Desde a última extinção de grandes mamíferos no final da Era do Gelo, há 10 mil anos, a sobrevivência dos grandes animais tem sido afetada. Desde o início das navegações, em 1500, o ser humano levou à extinção 322 espécies de vertebrados, principalmente de grandes animais em regiões tropicais. Se esse ritmo continuar, no futuro, apenas as espécies pequenas como camundongos, gambás e ratos sobreviverão na Terra.
Além das extinções, há também a queda de abundância dos animais. Nos últimos 40 anos, por exemplo, muitas espécies reduziram suas populações em cerca de 30%. A redução da abundância de invertebrados tem sido mais severa ainda, de 35% nos últimos 40 anos.
Durante o estudo, os cientistas reuniram dados populacionais de grandes mamíferos, como rinocerontes, gorilas, leões e de invertebrados, como as borboletas. O resultado é alarmante: uma em cada quatro espécies de vertebrados tem tido suas populações reduzidas. O problema também atinge os invertebrados.
“Para nossa surpresa, não estamos vivendo apenas uma onda de extinção de animais, mas muitas espécies estão tendo um rápido declínio populacional. Ou seja, a extinção local é mais forte que a extinção das espécies”, disse Galetti.

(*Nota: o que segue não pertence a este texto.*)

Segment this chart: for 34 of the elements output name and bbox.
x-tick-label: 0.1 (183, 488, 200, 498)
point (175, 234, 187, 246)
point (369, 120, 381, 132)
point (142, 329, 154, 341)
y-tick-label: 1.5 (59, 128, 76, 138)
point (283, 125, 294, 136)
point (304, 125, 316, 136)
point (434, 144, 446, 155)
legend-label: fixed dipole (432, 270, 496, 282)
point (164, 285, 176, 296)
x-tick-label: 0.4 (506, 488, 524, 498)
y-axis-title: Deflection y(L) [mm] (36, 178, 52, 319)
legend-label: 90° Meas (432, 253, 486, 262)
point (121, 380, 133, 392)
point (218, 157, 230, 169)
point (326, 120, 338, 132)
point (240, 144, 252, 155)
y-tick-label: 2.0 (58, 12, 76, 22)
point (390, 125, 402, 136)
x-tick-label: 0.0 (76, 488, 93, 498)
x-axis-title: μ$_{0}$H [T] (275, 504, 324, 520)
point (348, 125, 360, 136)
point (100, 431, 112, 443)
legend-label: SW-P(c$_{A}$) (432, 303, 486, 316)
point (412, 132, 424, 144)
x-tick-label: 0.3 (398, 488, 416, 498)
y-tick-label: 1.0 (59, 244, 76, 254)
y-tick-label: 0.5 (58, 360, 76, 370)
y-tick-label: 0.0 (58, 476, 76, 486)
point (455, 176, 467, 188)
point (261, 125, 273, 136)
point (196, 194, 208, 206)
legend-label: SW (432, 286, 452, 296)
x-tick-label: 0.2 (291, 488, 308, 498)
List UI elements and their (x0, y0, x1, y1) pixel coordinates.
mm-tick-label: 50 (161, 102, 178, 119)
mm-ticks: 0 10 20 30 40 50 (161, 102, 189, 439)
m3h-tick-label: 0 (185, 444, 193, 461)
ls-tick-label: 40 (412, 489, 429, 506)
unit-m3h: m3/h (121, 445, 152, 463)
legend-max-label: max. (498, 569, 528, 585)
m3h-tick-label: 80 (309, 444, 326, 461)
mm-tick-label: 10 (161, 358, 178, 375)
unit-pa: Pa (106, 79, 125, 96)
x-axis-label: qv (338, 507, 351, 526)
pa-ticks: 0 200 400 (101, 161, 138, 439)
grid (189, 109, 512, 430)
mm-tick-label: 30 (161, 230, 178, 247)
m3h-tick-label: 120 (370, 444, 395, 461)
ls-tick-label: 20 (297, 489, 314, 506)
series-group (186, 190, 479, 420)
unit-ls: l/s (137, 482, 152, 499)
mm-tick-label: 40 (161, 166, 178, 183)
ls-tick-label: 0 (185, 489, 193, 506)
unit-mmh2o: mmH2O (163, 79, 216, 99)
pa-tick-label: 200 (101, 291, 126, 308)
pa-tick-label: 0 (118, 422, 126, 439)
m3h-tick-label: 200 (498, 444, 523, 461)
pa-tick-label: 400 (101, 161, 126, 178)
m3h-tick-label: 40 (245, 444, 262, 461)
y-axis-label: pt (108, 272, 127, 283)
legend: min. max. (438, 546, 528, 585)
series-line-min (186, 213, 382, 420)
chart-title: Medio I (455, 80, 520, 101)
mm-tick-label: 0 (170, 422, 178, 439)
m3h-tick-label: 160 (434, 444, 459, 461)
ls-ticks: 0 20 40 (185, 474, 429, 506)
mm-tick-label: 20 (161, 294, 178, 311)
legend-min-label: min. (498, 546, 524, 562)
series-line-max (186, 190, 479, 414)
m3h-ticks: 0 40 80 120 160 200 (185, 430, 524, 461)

Galetti afirma que, apesar de os cientistas se preocuparem com a extinção das espécies, a extinção local de populações também é um grande problema. “Algumas espécies podem não estar globalmente ameaçadas, mas podem estar extintas localmente. Essa extinção local de animais afeta o funcionamento dos ecossistemas naturais vitais ao homem”, afirmou.
“A extinção de uma espécie tem um grande impacto; a redução das populações de animais causa um impacto ainda maior nos ecossistemas. Enquanto a extinção de uma espécie é um processo lento, a extinção local de populações é um processo rápido”, disse.
Segundo Galetti, a rápida diminuição das populações de vertebrados e invertebrados no planeta traz consequências para o bem-estar da humanidade. Os animais fornecem serviços ambientais imprescindíveis à sobrevivência da nossa própria espécie.
Os animais provêm alimento para a humanidade, polinizam e dispersam plantas, controlam pragas e doenças. Um planeta sem fauna trará, portanto, sérias consequências para a humanidade.
Segundo Galetti, é necessária uma “refaunação”, ou seja, é preciso proteger as áreas naturais para evitar a caça de animais e reintroduzir animais extintos em seus habitats adequados. O cientista também alerta para a necessidade de mudar os hábitos da população para que não comprem animais silvestres, além de criar consumidores responsáveis, que não usam marcas que causam a destruição de florestas.